Powerful firearms became more readily available starting in the 1980s, before which knives and low-caliber pistols were often the weapons of choice by teens who killed, said James Alan Fox, a professor of criminology, law and public policy at Northeastern University in Boston.
“With guns, teenagers tend to be trigger happy,” he said. “They’ll pull the trigger without fully thinking about the consequences.”
According to FBI data, around 90% of homicides in 2019 by teens 15 to 17 involved firearms, up from around 60% in 1980. Fox, though, said the rise in homicides by teens hasn’t correlated directly with the rising numbers of guns.
Just how many guns are around and available to teens is impossible to know. The Switzerland-based Small Arms Survey estimated in 2018 that there were some 390 million guns held by civilians in the U.S., more than those held by civilians in the other top 25 countries combined.
Mayor Jones said causes of the kind of violence that occurred Sunday are complex. Among the problems she highlighted was a trend of teenagers spilling into downtown St. Louis for late-night parties, with parents sometimes dropping them off.
“Downtown is not a 1 a.m. destination for your 15-year-old,” she said. “It’s not a place to drop children off unsupervised.”
Investigators in St. Louis, Alabama and Florida didn’t immediately suggest motives for the respective shootings. But indications are tensions rose suddenly in each.
Donna Rhone, whose son’s face was grazed by a bullet in the St. Louis shooting, told KTVI-TV that partygoers had been well-behaved before the shooting.
“Then immediately, that’s when everything shifted,” Rhone said, citing her son. “It goes from being so lighthearted to pure terror.”

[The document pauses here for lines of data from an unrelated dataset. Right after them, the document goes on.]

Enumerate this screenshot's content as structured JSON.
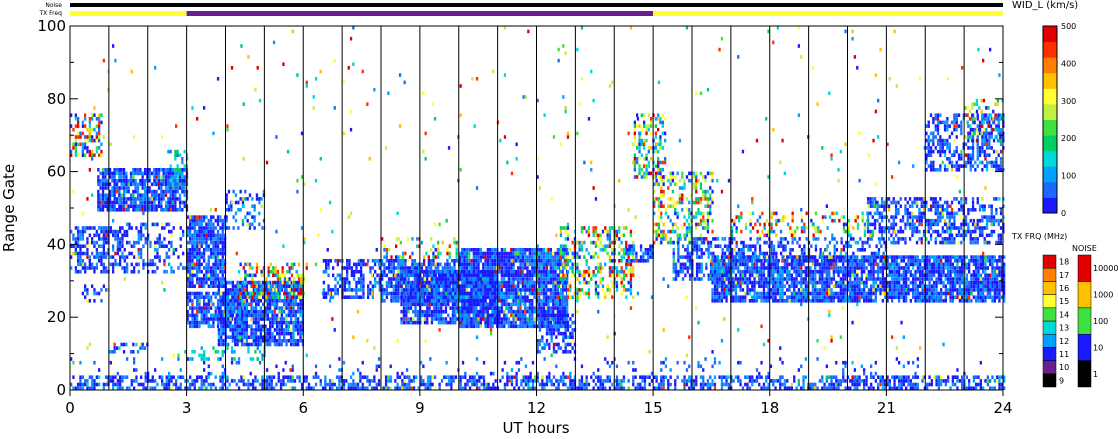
{
  "chart_data": {
    "type": "heatmap",
    "xlabel": "UT hours",
    "ylabel": "Range Gate",
    "xlim": [
      0,
      24
    ],
    "ylim": [
      0,
      100
    ],
    "x_ticks": [
      "0",
      "3",
      "6",
      "9",
      "12",
      "15",
      "18",
      "21",
      "24"
    ],
    "x_minor_step": 1,
    "y_ticks": [
      "0",
      "20",
      "40",
      "60",
      "80",
      "100"
    ],
    "grid": "vertical lines every hour",
    "top_bars": {
      "noise_label": "Noise",
      "txfreq_label": "TX Freq",
      "noise_color": "#000000",
      "txfreq_segments": [
        {
          "start": 0,
          "end": 3,
          "color": "#ffff33"
        },
        {
          "start": 3,
          "end": 15,
          "color": "#6a1f8f"
        },
        {
          "start": 15,
          "end": 24,
          "color": "#ffff33"
        }
      ]
    },
    "main_colorbar": {
      "label": "WID_L (km/s)",
      "ticks": [
        "0",
        "100",
        "200",
        "300",
        "400",
        "500"
      ],
      "min": 0,
      "max": 500,
      "colors": [
        "#1a1aff",
        "#1a6aff",
        "#00a0ff",
        "#00d8d8",
        "#00d060",
        "#40e040",
        "#c0f040",
        "#ffff33",
        "#ffc000",
        "#ff8000",
        "#ff3000",
        "#e00000"
      ]
    },
    "freq_colorbar": {
      "label": "TX FRQ (MHz)",
      "ticks": [
        "9",
        "10",
        "11",
        "12",
        "13",
        "14",
        "15",
        "16",
        "17",
        "18"
      ],
      "colors": [
        "#000000",
        "#6a1f8f",
        "#1a1aff",
        "#00a0ff",
        "#00d8d8",
        "#40e040",
        "#ffff33",
        "#ffc000",
        "#ff8000",
        "#e00000"
      ]
    },
    "noise_colorbar": {
      "label": "NOISE",
      "ticks": [
        "1",
        "10",
        "100",
        "1000",
        "10000"
      ],
      "colors": [
        "#000000",
        "#1a1aff",
        "#40e040",
        "#ffc000",
        "#e00000"
      ]
    },
    "blobs": [
      {
        "t0": 0.0,
        "t1": 24.0,
        "g0": 0,
        "g1": 4,
        "density": 0.6,
        "base": "blue"
      },
      {
        "t0": 0.0,
        "t1": 24.0,
        "g0": 4,
        "g1": 9,
        "density": 0.07,
        "base": "blue"
      },
      {
        "t0": 0.0,
        "t1": 0.8,
        "g0": 64,
        "g1": 76,
        "density": 0.45,
        "base": "mixed"
      },
      {
        "t0": 0.0,
        "t1": 1.5,
        "g0": 32,
        "g1": 45,
        "density": 0.55,
        "base": "blue"
      },
      {
        "t0": 1.5,
        "t1": 3.0,
        "g0": 32,
        "g1": 46,
        "density": 0.35,
        "base": "blue"
      },
      {
        "t0": 0.7,
        "t1": 3.0,
        "g0": 49,
        "g1": 61,
        "density": 0.85,
        "base": "blue"
      },
      {
        "t0": 2.5,
        "t1": 3.0,
        "g0": 56,
        "g1": 66,
        "density": 0.4,
        "base": "cyan"
      },
      {
        "t0": 1.0,
        "t1": 2.0,
        "g0": 10,
        "g1": 13,
        "density": 0.4,
        "base": "blue"
      },
      {
        "t0": 0.3,
        "t1": 1.0,
        "g0": 24,
        "g1": 30,
        "density": 0.25,
        "base": "blue"
      },
      {
        "t0": 3.0,
        "t1": 4.0,
        "g0": 28,
        "g1": 48,
        "density": 0.85,
        "base": "blue"
      },
      {
        "t0": 3.0,
        "t1": 4.5,
        "g0": 17,
        "g1": 27,
        "density": 0.7,
        "base": "blue"
      },
      {
        "t0": 3.8,
        "t1": 6.0,
        "g0": 12,
        "g1": 30,
        "density": 0.85,
        "base": "blue"
      },
      {
        "t0": 4.0,
        "t1": 5.0,
        "g0": 44,
        "g1": 55,
        "density": 0.35,
        "base": "blue"
      },
      {
        "t0": 4.3,
        "t1": 6.0,
        "g0": 25,
        "g1": 35,
        "density": 0.5,
        "base": "mixed"
      },
      {
        "t0": 3.0,
        "t1": 5.0,
        "g0": 8,
        "g1": 12,
        "density": 0.3,
        "base": "cyan"
      },
      {
        "t0": 6.5,
        "t1": 8.0,
        "g0": 25,
        "g1": 36,
        "density": 0.55,
        "base": "blue"
      },
      {
        "t0": 8.0,
        "t1": 10.0,
        "g0": 24,
        "g1": 36,
        "density": 0.75,
        "base": "blue"
      },
      {
        "t0": 8.5,
        "t1": 11.0,
        "g0": 18,
        "g1": 33,
        "density": 0.85,
        "base": "blue"
      },
      {
        "t0": 10.0,
        "t1": 12.8,
        "g0": 17,
        "g1": 39,
        "density": 0.9,
        "base": "blue"
      },
      {
        "t0": 12.0,
        "t1": 13.0,
        "g0": 10,
        "g1": 22,
        "density": 0.5,
        "base": "blue"
      },
      {
        "t0": 8.0,
        "t1": 10.0,
        "g0": 36,
        "g1": 42,
        "density": 0.3,
        "base": "mixed"
      },
      {
        "t0": 12.6,
        "t1": 14.5,
        "g0": 25,
        "g1": 45,
        "density": 0.45,
        "base": "mixed"
      },
      {
        "t0": 14.3,
        "t1": 15.0,
        "g0": 35,
        "g1": 40,
        "density": 0.6,
        "base": "blue"
      },
      {
        "t0": 14.5,
        "t1": 15.3,
        "g0": 58,
        "g1": 76,
        "density": 0.5,
        "base": "mixed"
      },
      {
        "t0": 15.0,
        "t1": 16.5,
        "g0": 40,
        "g1": 60,
        "density": 0.45,
        "base": "mixed"
      },
      {
        "t0": 15.5,
        "t1": 17.0,
        "g0": 30,
        "g1": 42,
        "density": 0.6,
        "base": "blue"
      },
      {
        "t0": 16.5,
        "t1": 24.0,
        "g0": 24,
        "g1": 37,
        "density": 0.85,
        "base": "blue"
      },
      {
        "t0": 17.0,
        "t1": 21.0,
        "g0": 35,
        "g1": 42,
        "density": 0.45,
        "base": "blue"
      },
      {
        "t0": 20.5,
        "t1": 24.0,
        "g0": 40,
        "g1": 53,
        "density": 0.55,
        "base": "blue"
      },
      {
        "t0": 17.0,
        "t1": 20.5,
        "g0": 42,
        "g1": 49,
        "density": 0.3,
        "base": "mixed"
      },
      {
        "t0": 22.0,
        "t1": 24.0,
        "g0": 60,
        "g1": 76,
        "density": 0.5,
        "base": "blue"
      },
      {
        "t0": 23.0,
        "t1": 24.0,
        "g0": 68,
        "g1": 80,
        "density": 0.3,
        "base": "mixed"
      },
      {
        "t0": 0.0,
        "t1": 24.0,
        "g0": 8,
        "g1": 100,
        "density": 0.012,
        "base": "mixed"
      }
    ]
  }
}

When a music speaker fell with a bang at the Alabama party, one person lifted their shirt to display a gun, Thornton said. Shooting began after an announcement telling those with guns to leave. At least three shooting suspects were teens.
Pushing and shoving between two groups preceded the Memorial Day shooting in Florida, when members of one group pulled guns and fired at the other and at bystanders, an affidavit alleged. Among those charged: a 15-year-old, a 16-year-old and an 18-year-old.
For 2020, the first year of the pandemic, numbers of homicides by teens 12 to 17 jumped by nearly 40% compared to the previous year, from 974 to 1,336, according to FBI data. There was a total of around 18,000 homicides in the U.S. in 2020.
Homicides by teens 12 to 17 soared between 1984 and 1994, from 958 to a historic high of 2,800, according to the FBI. After falling to a low of 700 in 2013, numbers crept up, though they remain below mid-90s’ numbers.
When teens kill, their victims are often young.
The St. Louis victims were between 15 and 19. Those killed in the Alabama shooting were 17, 18, 19 and 23, while most of more than two dozen others injured ranged in age from 14 to 19.
Homicide in 2019 was the third leading cause of death for those between ages 12 and 17, behind accidents and suicide, according to the Centers for Disease Control and Prevention. Homicide is now the leading cause of death among African American youth.
Philips said social media is another factor driving teen violence. Feuds fanned in cyberspace with exchanges of insults can spill into the real world with exchanges of gunfire.
In the heat of the moment, peer pressure can contribute to a minor dispute spinning out of control. Fox said around a third of homicides by teens involve two or more people.
“Sometimes, no one individual wants to do the crime but everyone thinks everyone else wants to do it,” he said. “No one wants to be ostracized by the group.”